Last week scientists discovered the first Stegosaurus footprints in Scotland. Which other prehistoric reptiles lived on these shores?
  
  

A stegosaurus dinosaur drinking water in the desert.
A stegosaurus dinosaur drinking water in the desert. Photograph: Stocktrek Images/Alamy

Stegosaurus

Last week, palaeontologists from the University of Edinburgh announced they have discovered grapefruit-sized footprints on the Isle of Skye that are believed to have been left by a Stegosaurus. The depressions were found in rocks that were formed from mudflats around 170m years old during the Middle Jurassic, the period when the stegosaurs group of dinosaurs were beginning to evolve and spread out.

Iguanodon

Iguanodons were herbivorous dinosaurs that lived in the Early Cretaceous period. Weighing four-and-a-half tons and growing to 10 metres long, it was one of the first dinosaurs to be named. One of the most common dinosaurs found on the Isle of Wight, an Iguanodon tail was discovered as recently as January.

Baryonyx

A relative of Spinosaurus, the star of Jurassic Park III, Baryonyx also lived in the Early Cretaceous and prayed on Iguanodon. It hunted fish, too, wading into shallow water and using its 31cm-long claw to hook them, similar to a bear, according to scientists at the Natural History Museum. First discovered in 1983 in a Surrey clay pit, it had a crocodilian-like snout.

Ichthyosaur

This aquatic reptile, which first swam in the seas around the British Isles from the Late Triassic, is not technically a dinosaur (its name means “fish lizard”).

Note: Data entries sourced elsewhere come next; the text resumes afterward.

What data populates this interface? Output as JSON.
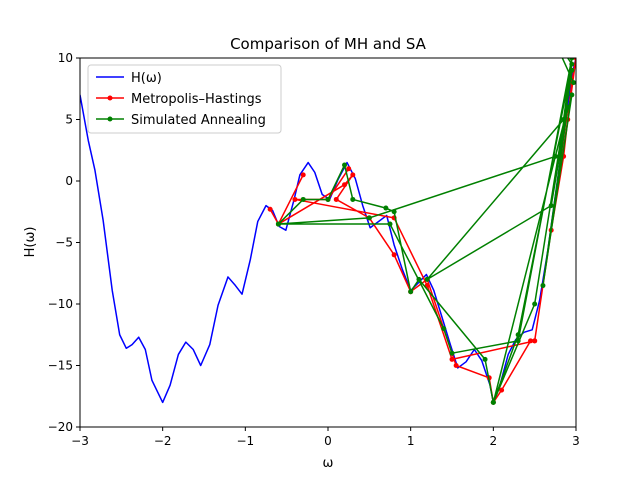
{
  "chart_data": {
    "type": "line",
    "title": "Comparison of MH and SA",
    "x_label": "ω",
    "y_label": "H(ω)",
    "xlim": [
      -3,
      3
    ],
    "ylim": [
      -20,
      10
    ],
    "xticks": [
      {
        "value": -3,
        "label": "−3"
      },
      {
        "value": -2,
        "label": "−2"
      },
      {
        "value": -1,
        "label": "−1"
      },
      0,
      1,
      2,
      3
    ],
    "yticks": [
      {
        "value": -20,
        "label": "−20"
      },
      {
        "value": -15,
        "label": "−15"
      },
      {
        "value": -10,
        "label": "−10"
      },
      {
        "value": -5,
        "label": "−5"
      },
      0,
      5,
      10
    ],
    "grid": false,
    "legend": "upper left",
    "series": [
      {
        "name": "H(ω)",
        "color": "#0000ff",
        "markers": false,
        "x": [
          -3,
          -2.9,
          -2.82,
          -2.72,
          -2.61,
          -2.52,
          -2.44,
          -2.37,
          -2.29,
          -2.21,
          -2.13,
          -2.0,
          -1.91,
          -1.81,
          -1.72,
          -1.63,
          -1.54,
          -1.43,
          -1.33,
          -1.21,
          -1.12,
          -1.04,
          -0.94,
          -0.85,
          -0.75,
          -0.67,
          -0.59,
          -0.51,
          -0.41,
          -0.34,
          -0.24,
          -0.16,
          -0.07,
          0.02,
          0.12,
          0.23,
          0.33,
          0.42,
          0.51,
          0.61,
          0.71,
          0.8,
          0.9,
          1.0,
          1.09,
          1.19,
          1.28,
          1.38,
          1.48,
          1.57,
          1.67,
          1.77,
          1.86,
          1.96,
          2.0,
          2.08,
          2.18,
          2.27,
          2.37,
          2.47,
          2.56,
          2.66,
          2.76,
          2.86,
          2.95,
          3.0
        ],
        "values": [
          7.0,
          3.3,
          0.9,
          -3.2,
          -8.9,
          -12.5,
          -13.6,
          -13.3,
          -12.7,
          -13.7,
          -16.2,
          -18.0,
          -16.6,
          -14.1,
          -13.1,
          -13.7,
          -15.0,
          -13.3,
          -10.1,
          -7.8,
          -8.5,
          -9.2,
          -6.4,
          -3.3,
          -2.0,
          -2.4,
          -3.7,
          -4.0,
          -1.5,
          0.5,
          1.5,
          0.7,
          -1.1,
          -1.5,
          0.1,
          1.5,
          0.2,
          -2.0,
          -3.8,
          -3.3,
          -2.8,
          -5.2,
          -7.2,
          -8.9,
          -8.3,
          -7.6,
          -8.9,
          -11.1,
          -13.3,
          -15.2,
          -14.7,
          -13.7,
          -14.6,
          -16.6,
          -18.0,
          -16.6,
          -14.1,
          -12.9,
          -12.3,
          -12.1,
          -9.7,
          -5.6,
          -0.7,
          4.1,
          8.6,
          10
        ]
      },
      {
        "name": "Metropolis–Hastings",
        "color": "#ff0000",
        "markers": true,
        "x": [
          -0.7,
          -0.6,
          -0.3,
          -0.6,
          0.2,
          0.3,
          0.1,
          0.5,
          0.8,
          1.0,
          1.2,
          1.55,
          1.95,
          2.0,
          2.1,
          2.45,
          2.5,
          2.7,
          2.85,
          2.95,
          3.0,
          2.9,
          2.5,
          1.5,
          1.2,
          0.8,
          -0.4,
          0.0,
          0.25
        ],
        "values": [
          -2.3,
          -3.5,
          0.5,
          -3.5,
          -0.3,
          0.5,
          -1.5,
          -3.0,
          -6.0,
          -9.0,
          -8.0,
          -15.0,
          -16.0,
          -18.0,
          -17.0,
          -13.0,
          -13.0,
          -4.0,
          2.0,
          8.0,
          10.0,
          5.0,
          -13.0,
          -14.5,
          -8.5,
          -3.0,
          -1.5,
          -1.5,
          1.0
        ]
      },
      {
        "name": "Simulated Annealing",
        "color": "#008000",
        "markers": true,
        "x": [
          -0.6,
          -0.3,
          0.0,
          0.2,
          0.3,
          0.7,
          0.8,
          1.0,
          1.1,
          1.9,
          2.0,
          2.5,
          2.95,
          2.8,
          2.7,
          1.2,
          2.85,
          2.95,
          2.3,
          1.5,
          1.4,
          0.75,
          -0.6,
          0.5,
          2.75,
          2.95,
          2.6,
          2.9,
          2.0,
          2.3,
          2.95,
          2.7,
          2.97
        ],
        "values": [
          -3.5,
          -1.5,
          -1.5,
          1.3,
          -1.5,
          -2.2,
          -2.5,
          -9.0,
          -8.0,
          -14.5,
          -18.0,
          -10.0,
          9.0,
          2.0,
          -2.0,
          -8.0,
          5.0,
          10.0,
          -13.0,
          -14.0,
          -12.0,
          -3.5,
          -3.5,
          -3.0,
          2.0,
          7.0,
          -8.5,
          6.0,
          -18.0,
          -12.5,
          9.5,
          12.0,
          8.0
        ]
      }
    ]
  }
}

The discovery of an Ichthyosaur jaw bone in Somerset in 2016 led scientists at Manchester University and New York’s SUNY to declare it one of the largest animals ever, while a fossilised Ichthyosaur was found on a Somerset beach by dogs just before Christmas.

Thecodontosaurus

This sauropod lived in the Late Triassic and was one of the first plant-eating dinosaurs, according to Professor Mike Benton of Bristol university. The species, whose name means “socket-toothed lizard”, enjoyed a climate closer to that of Florida than today’s south-west England, and was discovered by quarry workers in Bristol who found bones embedded in limestone.